Once in power Sena was no different from the previous Congress governments. It reneged on all its promises and was seen to be equally corrupt and nepotist. By 1999 the people of the state were disillusioned by the son of the soil, summarily rejecting them in 2000 polls. Since then Thackeray and the Sena were out of power doing what they were best at, spewing hatred against one and all.
Conclusion
Thackeray made the snarling tiger his party’s emblem and always
portrayed himself as the Hindu’s commander, yet when one looks at his
reactions to pressure, the clay feet became evident. Thackeray during
the emergency initially criticised it, but when Indira Gandhi took
cognisance of his position, he backtracked and started singing paeans
of praise to it. He not only eulogised Indira Gandhi but also her son
Sanjay Gandhi. During the entire period of emergency he and his Sena
went completely docile, raising no contentious issues or doing any
agitations lest it infuriate Indira or Sanjay Gandhi. It is believed
that he took this stand as the prospect of long jail term terrified
him. Thackeray had gone to jail briefly once in 1969 which was enough
to terrify him to do anything to avoid it.
Similarly when in 1993 bombs (the attacks were coordinated by Dawood Ibrahim the underworld mafia of Mumbai) went off outside the Shiv Sena's office in Mumbai, Thackeray opted for a conciliatory approach.

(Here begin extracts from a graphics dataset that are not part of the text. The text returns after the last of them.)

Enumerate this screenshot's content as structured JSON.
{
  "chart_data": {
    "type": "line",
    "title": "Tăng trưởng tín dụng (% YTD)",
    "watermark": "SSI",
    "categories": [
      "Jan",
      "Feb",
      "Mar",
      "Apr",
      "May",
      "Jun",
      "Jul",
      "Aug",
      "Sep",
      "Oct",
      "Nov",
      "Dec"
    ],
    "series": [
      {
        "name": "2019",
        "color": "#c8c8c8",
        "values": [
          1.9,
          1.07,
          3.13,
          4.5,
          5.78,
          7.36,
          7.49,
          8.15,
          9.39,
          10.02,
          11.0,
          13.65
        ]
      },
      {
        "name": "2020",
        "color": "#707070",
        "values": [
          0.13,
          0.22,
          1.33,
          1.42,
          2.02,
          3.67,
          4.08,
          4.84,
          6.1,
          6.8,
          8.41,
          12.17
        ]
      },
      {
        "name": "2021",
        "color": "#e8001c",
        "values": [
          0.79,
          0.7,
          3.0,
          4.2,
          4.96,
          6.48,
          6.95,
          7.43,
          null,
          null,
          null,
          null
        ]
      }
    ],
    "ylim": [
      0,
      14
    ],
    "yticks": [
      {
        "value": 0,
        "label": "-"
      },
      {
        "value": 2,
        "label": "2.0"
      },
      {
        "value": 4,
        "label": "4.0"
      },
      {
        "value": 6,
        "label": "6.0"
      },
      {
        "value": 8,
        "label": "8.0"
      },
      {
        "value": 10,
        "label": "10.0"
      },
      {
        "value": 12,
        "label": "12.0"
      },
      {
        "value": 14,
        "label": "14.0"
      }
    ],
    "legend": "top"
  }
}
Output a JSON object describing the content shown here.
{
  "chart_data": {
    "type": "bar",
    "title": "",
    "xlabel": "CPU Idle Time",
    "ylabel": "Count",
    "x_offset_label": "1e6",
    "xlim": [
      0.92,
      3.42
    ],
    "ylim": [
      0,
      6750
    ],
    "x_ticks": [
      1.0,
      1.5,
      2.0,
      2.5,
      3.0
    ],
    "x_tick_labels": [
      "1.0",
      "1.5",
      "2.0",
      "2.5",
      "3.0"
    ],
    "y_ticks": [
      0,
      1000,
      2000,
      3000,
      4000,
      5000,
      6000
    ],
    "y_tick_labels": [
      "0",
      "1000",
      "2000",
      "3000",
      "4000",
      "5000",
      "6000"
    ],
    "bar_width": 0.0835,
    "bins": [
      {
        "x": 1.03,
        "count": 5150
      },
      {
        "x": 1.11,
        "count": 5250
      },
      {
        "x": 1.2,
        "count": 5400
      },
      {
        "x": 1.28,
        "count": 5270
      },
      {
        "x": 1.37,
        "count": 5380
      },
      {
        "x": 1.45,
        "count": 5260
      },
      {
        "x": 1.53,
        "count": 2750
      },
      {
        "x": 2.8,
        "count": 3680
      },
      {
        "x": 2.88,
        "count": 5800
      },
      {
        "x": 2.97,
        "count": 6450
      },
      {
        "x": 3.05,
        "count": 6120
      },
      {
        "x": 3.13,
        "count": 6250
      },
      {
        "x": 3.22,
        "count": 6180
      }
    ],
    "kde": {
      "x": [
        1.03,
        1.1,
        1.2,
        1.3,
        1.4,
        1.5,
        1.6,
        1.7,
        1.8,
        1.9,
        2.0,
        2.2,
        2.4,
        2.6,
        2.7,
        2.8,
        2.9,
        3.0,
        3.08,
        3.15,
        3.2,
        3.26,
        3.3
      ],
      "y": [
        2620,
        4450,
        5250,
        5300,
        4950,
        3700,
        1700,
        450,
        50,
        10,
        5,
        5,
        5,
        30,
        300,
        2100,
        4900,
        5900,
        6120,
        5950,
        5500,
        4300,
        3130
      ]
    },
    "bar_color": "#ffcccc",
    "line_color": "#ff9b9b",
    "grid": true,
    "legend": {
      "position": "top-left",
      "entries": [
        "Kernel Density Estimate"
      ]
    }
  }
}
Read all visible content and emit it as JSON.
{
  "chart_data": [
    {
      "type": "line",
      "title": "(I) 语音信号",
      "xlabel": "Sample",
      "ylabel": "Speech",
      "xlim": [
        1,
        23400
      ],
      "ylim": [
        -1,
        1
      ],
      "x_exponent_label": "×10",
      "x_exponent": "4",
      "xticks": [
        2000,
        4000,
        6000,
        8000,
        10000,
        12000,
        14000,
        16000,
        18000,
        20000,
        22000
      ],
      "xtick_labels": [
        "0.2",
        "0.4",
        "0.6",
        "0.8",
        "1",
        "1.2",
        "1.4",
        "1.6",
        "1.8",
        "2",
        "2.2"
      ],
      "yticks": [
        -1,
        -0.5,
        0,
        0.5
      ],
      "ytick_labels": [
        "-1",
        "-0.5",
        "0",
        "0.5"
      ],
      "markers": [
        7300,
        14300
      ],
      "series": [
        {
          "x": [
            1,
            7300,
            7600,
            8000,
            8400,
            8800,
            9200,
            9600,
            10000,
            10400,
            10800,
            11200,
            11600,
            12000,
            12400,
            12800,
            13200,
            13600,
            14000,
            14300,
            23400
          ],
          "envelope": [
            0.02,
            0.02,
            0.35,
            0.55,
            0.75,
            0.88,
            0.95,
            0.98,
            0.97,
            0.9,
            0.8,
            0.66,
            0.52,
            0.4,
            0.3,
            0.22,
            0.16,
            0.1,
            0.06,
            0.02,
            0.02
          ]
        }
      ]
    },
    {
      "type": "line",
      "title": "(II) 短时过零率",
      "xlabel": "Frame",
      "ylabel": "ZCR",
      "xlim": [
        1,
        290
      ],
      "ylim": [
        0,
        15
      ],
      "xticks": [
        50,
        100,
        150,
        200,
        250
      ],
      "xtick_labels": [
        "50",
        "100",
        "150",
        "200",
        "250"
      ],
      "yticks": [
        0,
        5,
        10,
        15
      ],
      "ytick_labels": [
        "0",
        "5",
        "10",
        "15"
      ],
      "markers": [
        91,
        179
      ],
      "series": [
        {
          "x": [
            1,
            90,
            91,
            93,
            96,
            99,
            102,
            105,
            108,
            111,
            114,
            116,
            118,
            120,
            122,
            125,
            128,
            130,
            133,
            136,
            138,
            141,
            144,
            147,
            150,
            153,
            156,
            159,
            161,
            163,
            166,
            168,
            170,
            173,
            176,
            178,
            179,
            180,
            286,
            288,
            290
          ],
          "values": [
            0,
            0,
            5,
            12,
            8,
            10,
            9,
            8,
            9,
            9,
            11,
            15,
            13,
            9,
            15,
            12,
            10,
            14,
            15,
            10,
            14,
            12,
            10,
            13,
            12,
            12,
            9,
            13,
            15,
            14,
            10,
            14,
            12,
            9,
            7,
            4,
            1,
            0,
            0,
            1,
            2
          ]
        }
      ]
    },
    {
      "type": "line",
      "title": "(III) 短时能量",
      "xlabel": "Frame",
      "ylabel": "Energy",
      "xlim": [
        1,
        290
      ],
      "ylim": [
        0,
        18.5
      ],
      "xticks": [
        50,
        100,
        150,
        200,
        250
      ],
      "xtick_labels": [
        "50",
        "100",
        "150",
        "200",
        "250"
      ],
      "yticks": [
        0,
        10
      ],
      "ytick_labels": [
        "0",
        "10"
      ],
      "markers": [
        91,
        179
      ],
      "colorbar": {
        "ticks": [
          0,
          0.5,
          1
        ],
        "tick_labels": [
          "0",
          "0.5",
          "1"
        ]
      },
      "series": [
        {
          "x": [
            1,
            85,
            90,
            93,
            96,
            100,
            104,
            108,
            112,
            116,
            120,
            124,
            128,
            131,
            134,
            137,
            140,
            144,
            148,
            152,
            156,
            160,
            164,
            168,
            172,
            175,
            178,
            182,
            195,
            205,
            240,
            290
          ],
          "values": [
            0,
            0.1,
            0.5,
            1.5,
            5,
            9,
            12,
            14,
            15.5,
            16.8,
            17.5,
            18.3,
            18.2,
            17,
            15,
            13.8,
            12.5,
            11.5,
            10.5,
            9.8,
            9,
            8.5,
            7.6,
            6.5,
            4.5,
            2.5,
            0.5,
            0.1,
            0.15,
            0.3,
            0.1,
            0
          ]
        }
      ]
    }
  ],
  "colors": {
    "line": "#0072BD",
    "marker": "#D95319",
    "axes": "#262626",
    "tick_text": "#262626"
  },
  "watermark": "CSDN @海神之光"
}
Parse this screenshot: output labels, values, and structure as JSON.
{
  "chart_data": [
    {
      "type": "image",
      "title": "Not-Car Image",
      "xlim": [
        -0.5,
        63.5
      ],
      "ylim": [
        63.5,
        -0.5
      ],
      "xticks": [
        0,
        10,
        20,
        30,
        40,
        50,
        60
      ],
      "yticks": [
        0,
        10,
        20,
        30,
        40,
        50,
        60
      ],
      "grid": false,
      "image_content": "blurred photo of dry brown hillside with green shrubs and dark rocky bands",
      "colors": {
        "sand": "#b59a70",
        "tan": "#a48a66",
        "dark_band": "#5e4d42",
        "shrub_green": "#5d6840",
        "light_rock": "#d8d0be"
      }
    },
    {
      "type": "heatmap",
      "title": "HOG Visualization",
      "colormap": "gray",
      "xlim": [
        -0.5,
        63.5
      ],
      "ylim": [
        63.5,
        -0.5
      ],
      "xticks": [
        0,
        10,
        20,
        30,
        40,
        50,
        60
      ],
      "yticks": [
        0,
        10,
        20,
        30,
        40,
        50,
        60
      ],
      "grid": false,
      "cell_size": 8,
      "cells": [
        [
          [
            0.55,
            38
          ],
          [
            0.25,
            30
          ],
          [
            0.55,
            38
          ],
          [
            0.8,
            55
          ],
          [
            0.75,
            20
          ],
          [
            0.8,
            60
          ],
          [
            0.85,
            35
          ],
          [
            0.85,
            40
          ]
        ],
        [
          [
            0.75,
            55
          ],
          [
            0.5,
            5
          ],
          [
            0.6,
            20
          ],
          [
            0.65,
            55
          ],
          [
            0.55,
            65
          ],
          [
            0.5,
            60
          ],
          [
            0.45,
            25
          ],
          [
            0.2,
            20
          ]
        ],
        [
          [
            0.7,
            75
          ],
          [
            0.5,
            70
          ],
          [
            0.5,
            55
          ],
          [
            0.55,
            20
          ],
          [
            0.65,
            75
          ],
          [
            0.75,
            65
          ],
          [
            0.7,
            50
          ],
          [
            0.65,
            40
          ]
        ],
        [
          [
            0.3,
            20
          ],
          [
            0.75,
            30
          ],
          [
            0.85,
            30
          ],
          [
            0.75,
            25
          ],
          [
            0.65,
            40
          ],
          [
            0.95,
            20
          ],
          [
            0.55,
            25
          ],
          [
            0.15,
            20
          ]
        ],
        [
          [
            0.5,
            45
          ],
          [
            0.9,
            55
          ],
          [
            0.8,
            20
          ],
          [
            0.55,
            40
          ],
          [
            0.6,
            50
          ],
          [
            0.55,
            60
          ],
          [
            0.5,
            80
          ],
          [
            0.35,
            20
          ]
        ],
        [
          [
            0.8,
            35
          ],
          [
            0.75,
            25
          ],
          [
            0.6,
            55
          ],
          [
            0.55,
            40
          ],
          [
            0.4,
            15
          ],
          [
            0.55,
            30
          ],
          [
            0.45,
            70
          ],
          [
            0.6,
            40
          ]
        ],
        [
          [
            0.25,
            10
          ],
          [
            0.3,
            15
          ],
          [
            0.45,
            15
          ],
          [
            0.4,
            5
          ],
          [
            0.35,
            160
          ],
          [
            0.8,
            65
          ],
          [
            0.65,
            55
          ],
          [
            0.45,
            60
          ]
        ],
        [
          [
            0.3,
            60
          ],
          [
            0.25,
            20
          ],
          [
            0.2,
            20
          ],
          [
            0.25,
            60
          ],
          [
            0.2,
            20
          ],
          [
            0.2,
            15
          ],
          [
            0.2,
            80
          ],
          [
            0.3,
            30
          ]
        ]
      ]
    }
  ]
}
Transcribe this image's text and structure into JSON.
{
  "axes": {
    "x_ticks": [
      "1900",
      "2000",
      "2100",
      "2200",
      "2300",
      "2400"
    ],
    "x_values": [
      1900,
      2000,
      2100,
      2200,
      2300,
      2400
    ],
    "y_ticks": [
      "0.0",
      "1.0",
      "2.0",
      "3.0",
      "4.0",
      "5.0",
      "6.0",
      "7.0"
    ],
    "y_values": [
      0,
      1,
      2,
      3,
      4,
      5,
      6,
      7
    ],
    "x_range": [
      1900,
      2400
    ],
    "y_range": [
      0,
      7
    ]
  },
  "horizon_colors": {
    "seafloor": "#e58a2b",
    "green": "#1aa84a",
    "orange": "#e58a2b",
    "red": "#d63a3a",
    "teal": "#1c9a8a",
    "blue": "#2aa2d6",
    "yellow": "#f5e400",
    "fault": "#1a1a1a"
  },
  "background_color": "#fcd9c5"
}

When he died a natural death everyone from the politicians to the film personalities to the industrialists went over one another in praising the man, but this was a man who epitomised and institutionalised chauvinism, corruption and divisiveness for his own selfish interest. He instigated and more than once is believed to have ordered the liquidation of people of the common masses and his opponents yet due to the contradictions of the ruling class he went unpunished. The Communists were best placed to oppose the growth of communalism and the rise of Shiv Sena, but then revisionism had taken its toll.